Mounting Repression Against UC Activists

Even the most cynical observer might have been surprised by the Orange County District Attorney’s decision to press charges against the 19 students and workers who, directly or indirectly, participated in the Feb. 24, 2010 sit-in on the fifth floor of Aldrich Hall. This might only be because the district attorney’s office decided to inform the students of the charges through an online press release, publishing each student’s full name and location (forever linking each of them, via Google, to a criminal case) on the Thursday of finals week, with an arraignment scheduled during Winter Break, and a full six months after UC Irvine itself completed disciplinary proceedings against the students involved.

Why, one might ask, would the DA’s office go so far to harass a group of student-activists who have already been punished, especially since its press release primarily cites that the students were allegedly violating University policy, rather than state law?

Then, when the arraignment day arrived on Dec. 29, the whole affair turned farcical, as Deputy District Attorney Lynda Fernandez called in sick and skipped the whole thing, pushing the arraignment date back to Jan. 21, 2011. By that time, it is hoped, the Deputy District Attorney will find a moment to retrieve the prosecution’s evidence from her car’s trunk and provide it, as per constitutional mandate (whatever that’s worth), to the defense.

The entire case — from the announcement during finals week to the decision to prosecute in the first place (which does nothing but threaten some of UCI’s top students with a potentially damaging criminal record) — reeks of state repression against student-activists, carried out by glorified bureaucrats, and it must be understood within a broader context.

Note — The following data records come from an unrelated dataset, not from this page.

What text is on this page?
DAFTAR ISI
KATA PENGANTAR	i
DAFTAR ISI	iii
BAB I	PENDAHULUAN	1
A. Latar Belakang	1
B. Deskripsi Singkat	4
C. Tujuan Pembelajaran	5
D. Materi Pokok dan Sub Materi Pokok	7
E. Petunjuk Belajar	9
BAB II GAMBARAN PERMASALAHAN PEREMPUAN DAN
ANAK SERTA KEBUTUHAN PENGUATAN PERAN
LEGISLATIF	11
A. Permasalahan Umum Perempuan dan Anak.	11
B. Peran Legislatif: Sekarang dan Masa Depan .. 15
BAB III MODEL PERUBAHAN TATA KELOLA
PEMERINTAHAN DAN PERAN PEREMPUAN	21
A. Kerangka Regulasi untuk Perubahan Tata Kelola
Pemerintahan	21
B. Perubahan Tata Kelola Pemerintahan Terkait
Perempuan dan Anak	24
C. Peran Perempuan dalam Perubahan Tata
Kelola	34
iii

We need only to consider the ongoing case of UC Merced undergraduate Peter Howell, who is facing felony and misdemeanor charges stemming from the November Regents meeting at UCSF-Mission Bay. In what appears to be a pattern of harassing students during finals week, the UCPD organized a 24-hour manhunt of Howell, harassing his roommates, searching the campus coffeehouse and watching over him as he took a final exam after he had arranged, through his attorney, to appear in court. Howell was arraigned on Dec. 28, handcuffed and dressed in an orange jumpsuit and forced to pay $15,000 bail. All of this is because he allegedly attempted to grab Officer Jared Kemper’s baton during the Nov. 17 protest.

If you happened to see the video of the incident in question, which is available online, you may remember Officer Kemper as being the perfect combination of scared little boy (in his oversized riot uniform) and dullard that so many of our campus police morph into at Regents meetings. Or, you’ll remember him simply as the cop who tripped over his own feet, dropped his baton and pulled a gun on a group of student-activists armed only with signs and bongos.

At any rate, these actions do not bode well for activism on campus — prematurely eulogized several times by now in the campus newspaper — which is attacked on one side by repression from the state and the administration, and on the other by the Herculean (or Sisyphean) effort required to build and sustain a protest movement.

Especially disconcerting for many student-activists is that two of the UCI students being charged were neither directly involved with the protest nor arrested on the day of the protest. It is enough to be present at a protest to face trumped-up charges.

What we need, as we enter a new year and new fee hikes, is for our campus leaders to take a firm stand against the state’s involvement with student-activism. Our administration must make it clear that students will not be punished multiple times for the same “crime” — understanding, of course, that any punishment for standing up for the rights of students and workers is excessive. Likewise, students ought to be able to count on the support of faculty and staff, too many of whom seem wholly disengaged from the issues affecting students. Finally, student representatives and leaders (from the student regent to ASUCI to the New University) must take a firm and open stand in support of the 15 students and four workers being charged.
The University of California must understand that student activism is here to stay and will not be waylaid into submission by overzealous cops and prosecutors. And UC students must realize that students around the world, from California to Puerto Rico, from the United Kingdom to Italy to Pakistan, are fighting pitched battles for the future of public education and there is no time, and no excuse, for passivity — if we fight, we will win.